Hybrid model-based prediction of biomass density in case studies in Turkiye

İşler B., Aslan Z., Sunar A. F., Güneş A., Feoli E., Gabriels D.

Ecological Informatics, vol.79, 2024 (SCI-Expanded) identifier

  • Publication Type: Article / Article
  • Volume: 79
  • Publication Date: 2024
  • Doi Number: 10.1016/j.ecoinf.2023.102439
  • Journal Name: Ecological Informatics
  • Journal Indexes: Science Citation Index Expanded (SCI-EXPANDED), Scopus, PASCAL, BIOSIS, CAB Abstracts, Geobase, Pollution Abstracts, Veterinary Science Database
  • Keywords: ANN/W-ANN modelling, Atmospheric data, EVI, LST, NDBI
  • Istanbul Technical University Affiliated: Yes


Growing global concern over natural resource degradation due to urbanisation and population growth emphasizes the critical need for innovative solutions.
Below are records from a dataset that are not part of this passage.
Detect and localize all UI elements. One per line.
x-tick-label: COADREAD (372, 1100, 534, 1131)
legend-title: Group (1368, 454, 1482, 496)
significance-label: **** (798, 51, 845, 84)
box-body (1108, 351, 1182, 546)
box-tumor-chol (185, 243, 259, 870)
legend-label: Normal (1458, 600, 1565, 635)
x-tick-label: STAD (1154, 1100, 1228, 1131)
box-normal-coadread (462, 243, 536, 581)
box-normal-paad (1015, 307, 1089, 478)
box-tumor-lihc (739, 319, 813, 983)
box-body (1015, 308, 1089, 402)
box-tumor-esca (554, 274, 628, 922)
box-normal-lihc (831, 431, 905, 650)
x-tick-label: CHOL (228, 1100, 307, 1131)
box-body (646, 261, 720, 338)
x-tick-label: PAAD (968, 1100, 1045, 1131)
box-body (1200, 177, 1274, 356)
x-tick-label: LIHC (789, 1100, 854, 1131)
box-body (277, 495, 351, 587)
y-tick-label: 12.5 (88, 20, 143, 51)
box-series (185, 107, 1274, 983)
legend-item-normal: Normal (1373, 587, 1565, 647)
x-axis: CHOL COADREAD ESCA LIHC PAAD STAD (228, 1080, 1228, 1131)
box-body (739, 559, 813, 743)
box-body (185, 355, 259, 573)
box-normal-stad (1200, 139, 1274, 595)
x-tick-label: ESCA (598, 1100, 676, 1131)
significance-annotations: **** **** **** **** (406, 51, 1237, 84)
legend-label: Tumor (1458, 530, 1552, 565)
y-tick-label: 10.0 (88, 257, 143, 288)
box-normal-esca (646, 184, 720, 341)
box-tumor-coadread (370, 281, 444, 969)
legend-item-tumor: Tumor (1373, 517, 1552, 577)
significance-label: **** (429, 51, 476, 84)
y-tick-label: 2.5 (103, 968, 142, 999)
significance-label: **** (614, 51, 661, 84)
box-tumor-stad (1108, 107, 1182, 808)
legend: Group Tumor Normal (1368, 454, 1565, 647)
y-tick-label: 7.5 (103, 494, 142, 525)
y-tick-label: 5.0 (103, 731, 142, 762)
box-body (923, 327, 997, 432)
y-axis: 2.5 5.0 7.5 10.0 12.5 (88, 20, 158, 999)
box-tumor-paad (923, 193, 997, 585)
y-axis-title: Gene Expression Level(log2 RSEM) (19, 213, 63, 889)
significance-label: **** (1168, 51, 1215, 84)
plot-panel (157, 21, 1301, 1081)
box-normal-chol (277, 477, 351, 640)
Addressing this imperative, our study pioneers the integration of cutting-edge artificial intelligence (AI) methods to investigate crucial changes in vegetation density. In this context, a hybrid model, which harmoniously integrates conventional artificial neural network (ANN) models with the innovative Wavelet-ANN (W-ANN) approach, was employed in two case pilot areas, namely on Alanya in Antalya and Iznik in Bursa, Turkiye, renowned for their distinct ecosystems and land cover patterns. By employing diverse data sources, encompassing satellite-derived metrics such as the Enhanced Vegetation Index (EVI) and Land Surface Temperature (LST) from the MODIS/Terra satellite, alongside atmospheric data, our investigation intricately models temporal vegetation dynamics extending to the year 2030. Remarkably, the W-ANN model demonstrates better predictive performance compared to conventional methodologies. It anticipates a substantial 21.4% reduction in vegetation biomass density for Iznik, achieving a minimal 5.4% error probability. Similarly, for Alanya, the model forecasts a notable 6.6% decrease with a remarkably low 2% error probability, both projections extending to the year 2030. Our study reveals a significant reduction in vegetation biomass density by comparing the projected values of the W-ANN model for 2030 with the observed data from 2018. These findings gain further support from an analysis of the Normalised Difference Built-up Index (NDBI) derived from Landsat satellites, affirming the exceptional efficacy of our innovative AI-driven approach in advancing the understanding of urbanisation's impact on ecosystems.